The image of the stress field clearly shows the location of the stress concentration, which is mainly at the root of the turbine rotor blade. According to the above data, the time parameters after the adaptive particle swarm optimization meet the accuracy requirements. According to the optimized starting scheme, the whole starting process of the unit is shortened by 32 mins, and the unit load is greatly increased. The optimization results are satisfactory. It reduces the start-up time and energy consumption of the unit, ensures the safety of the unit, improves the economy, and further increases the efficiency of the plant.
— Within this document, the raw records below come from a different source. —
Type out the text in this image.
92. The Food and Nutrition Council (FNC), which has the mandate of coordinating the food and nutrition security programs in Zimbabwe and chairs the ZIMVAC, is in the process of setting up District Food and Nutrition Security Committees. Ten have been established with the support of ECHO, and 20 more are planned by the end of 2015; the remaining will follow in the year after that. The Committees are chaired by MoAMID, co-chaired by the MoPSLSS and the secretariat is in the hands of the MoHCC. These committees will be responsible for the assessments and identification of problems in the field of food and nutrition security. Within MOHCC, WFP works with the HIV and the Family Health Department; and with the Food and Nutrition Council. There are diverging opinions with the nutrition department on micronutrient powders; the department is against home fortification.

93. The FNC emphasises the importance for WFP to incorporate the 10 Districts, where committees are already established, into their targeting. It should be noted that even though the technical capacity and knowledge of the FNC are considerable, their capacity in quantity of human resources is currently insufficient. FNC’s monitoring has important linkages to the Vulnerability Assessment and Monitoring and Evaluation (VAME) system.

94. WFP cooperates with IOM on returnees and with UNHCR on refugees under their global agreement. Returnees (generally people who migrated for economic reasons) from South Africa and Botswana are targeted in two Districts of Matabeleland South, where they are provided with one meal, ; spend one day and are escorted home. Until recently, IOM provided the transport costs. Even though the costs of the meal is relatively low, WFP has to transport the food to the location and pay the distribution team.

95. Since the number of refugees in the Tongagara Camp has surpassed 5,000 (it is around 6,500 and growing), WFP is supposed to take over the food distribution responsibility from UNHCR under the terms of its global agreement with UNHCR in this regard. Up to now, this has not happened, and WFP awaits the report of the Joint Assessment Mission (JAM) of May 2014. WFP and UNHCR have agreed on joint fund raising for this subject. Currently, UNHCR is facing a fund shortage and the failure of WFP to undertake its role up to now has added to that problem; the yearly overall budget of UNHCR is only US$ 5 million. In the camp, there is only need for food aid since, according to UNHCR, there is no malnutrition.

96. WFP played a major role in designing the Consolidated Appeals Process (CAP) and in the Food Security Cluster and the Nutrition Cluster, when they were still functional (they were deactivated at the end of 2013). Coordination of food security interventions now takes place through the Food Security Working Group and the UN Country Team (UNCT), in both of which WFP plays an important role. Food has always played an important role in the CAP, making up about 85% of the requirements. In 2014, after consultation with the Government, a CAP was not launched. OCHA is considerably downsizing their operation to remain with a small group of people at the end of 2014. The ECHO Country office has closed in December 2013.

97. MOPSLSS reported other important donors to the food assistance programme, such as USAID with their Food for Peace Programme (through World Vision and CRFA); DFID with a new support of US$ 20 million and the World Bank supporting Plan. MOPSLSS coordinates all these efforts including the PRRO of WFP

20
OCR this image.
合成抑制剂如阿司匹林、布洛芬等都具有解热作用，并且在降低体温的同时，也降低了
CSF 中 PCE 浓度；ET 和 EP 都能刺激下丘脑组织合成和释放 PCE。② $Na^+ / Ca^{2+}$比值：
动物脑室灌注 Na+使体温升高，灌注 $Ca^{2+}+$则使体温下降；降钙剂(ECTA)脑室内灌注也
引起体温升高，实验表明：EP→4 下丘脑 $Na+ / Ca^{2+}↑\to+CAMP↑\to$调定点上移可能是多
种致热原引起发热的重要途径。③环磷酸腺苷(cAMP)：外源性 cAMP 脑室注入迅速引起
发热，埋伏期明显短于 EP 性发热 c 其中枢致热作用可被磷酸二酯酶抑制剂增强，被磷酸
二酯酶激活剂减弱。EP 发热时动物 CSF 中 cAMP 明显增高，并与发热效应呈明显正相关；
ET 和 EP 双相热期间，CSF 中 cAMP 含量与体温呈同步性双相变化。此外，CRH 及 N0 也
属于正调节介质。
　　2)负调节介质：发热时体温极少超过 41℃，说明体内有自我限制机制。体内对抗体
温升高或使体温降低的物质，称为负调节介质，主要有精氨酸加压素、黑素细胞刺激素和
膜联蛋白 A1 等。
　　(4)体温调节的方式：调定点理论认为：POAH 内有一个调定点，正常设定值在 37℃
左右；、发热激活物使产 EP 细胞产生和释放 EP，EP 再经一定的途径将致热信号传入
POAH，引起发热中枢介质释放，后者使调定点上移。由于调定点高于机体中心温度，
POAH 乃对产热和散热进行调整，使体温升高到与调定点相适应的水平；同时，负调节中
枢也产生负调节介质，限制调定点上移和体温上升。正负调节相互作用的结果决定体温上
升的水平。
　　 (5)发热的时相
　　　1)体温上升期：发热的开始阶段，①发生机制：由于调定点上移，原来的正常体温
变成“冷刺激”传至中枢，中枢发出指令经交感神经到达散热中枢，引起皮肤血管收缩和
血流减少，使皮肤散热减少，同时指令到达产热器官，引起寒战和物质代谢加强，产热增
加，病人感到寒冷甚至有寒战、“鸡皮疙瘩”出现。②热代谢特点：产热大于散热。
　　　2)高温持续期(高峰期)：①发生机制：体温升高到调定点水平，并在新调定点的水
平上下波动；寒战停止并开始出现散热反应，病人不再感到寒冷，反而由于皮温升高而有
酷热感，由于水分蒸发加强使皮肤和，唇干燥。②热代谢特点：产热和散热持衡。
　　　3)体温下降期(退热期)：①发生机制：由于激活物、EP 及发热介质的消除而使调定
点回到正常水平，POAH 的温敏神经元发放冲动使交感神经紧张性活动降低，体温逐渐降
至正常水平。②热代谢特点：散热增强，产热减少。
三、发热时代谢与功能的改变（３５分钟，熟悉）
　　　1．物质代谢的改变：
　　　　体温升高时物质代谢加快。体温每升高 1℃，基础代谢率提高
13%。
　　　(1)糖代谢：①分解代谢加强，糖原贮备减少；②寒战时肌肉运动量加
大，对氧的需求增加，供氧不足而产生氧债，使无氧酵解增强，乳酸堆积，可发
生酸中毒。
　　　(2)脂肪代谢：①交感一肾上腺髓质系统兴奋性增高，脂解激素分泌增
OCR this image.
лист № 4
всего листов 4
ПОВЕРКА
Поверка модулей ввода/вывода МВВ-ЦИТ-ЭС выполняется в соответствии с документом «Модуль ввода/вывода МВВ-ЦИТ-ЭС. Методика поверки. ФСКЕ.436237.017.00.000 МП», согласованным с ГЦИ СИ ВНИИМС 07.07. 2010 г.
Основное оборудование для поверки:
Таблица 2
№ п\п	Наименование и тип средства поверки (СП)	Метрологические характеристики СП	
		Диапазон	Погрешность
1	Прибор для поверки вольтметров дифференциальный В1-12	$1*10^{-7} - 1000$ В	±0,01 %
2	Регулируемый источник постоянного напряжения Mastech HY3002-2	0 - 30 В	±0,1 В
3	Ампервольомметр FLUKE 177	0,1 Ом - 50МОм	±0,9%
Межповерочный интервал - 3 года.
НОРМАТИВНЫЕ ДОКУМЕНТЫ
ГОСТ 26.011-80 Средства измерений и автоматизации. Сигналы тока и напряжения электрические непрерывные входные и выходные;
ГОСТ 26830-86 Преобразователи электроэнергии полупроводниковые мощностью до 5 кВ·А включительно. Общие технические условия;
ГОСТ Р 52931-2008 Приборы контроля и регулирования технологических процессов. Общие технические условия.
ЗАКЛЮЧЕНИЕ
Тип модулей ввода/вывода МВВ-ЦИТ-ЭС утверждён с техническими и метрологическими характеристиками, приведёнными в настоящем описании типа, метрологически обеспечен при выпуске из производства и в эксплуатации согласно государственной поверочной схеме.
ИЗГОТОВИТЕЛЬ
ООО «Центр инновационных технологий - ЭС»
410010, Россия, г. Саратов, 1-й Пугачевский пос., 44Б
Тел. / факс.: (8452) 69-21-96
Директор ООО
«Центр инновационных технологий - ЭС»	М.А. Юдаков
The time parameters after particle swarm optimization meet the accuracy requirements. According to the optimized start-up plan, the entire start-up process of the unit was shortened by 32 min and the unit load was greatly increased. The optimized start-up scheme was verified using ANSYS software. The stress value of the maximum stress concentration point of the turbine rotor meets the requirements.

5. Conclusion

Based on digital twin technology, this article develops a real-time data-driven virtual monitoring system for turbine rotor operation in thermal power plants. By building a physical rule fusion model of rotor operation and establishing a geometric behavior mapping method for rotor operation in virtual scenarios, the physical state monitoring, and abnormal rotor operation state prediction are realized. Finally, by analyzing the geometric transformation relationship of the 3D model of the equipment in space, the motion control of the equipment model in the virtual scene of the production line is completed based on the Unity3D engine and real-time data, and the collision detection of the equipment in motion is realized by building the collision body of the equipment in the virtual scene. This provides a theoretical approach to realizing the digital twin of the device at the geometric level. The real-time physical data of rotor operation is uploaded into the digital twin, where the real-time status information is used for dynamic updating of the digital twin, and the rotor operation fault gas data is diagnosed through the fault diagnosis model stored in the behavioral model of the digital twin, and the rotor operation fault results and the maintenance plan are displayed on the system interactive interface for reference and timely maintenance by engineers. Although this article has studied the fault diagnosis of turbine rotor operation in thermal power plants based on digital twin, optimized the relevant algorithms, performed experimental verification, and finally designed the fault diagnosis system, some issues need to be further investigated due to time constraints. The application of data science and simulation technology in this article is not sufficient, and further consideration of the application scenarios and matching of data science and simulation technology in manufacturing unit control is needed.

Data Availability

The data used to support the findings of this study are available from the corresponding author upon request.

Conflicts of Interest

The authors declare that they have no conflicts of interest.

Acknowledgments

This work was supported by GD Power Shuangwei Inner Mongolia Shanghaimiao Energy Co., Ltd.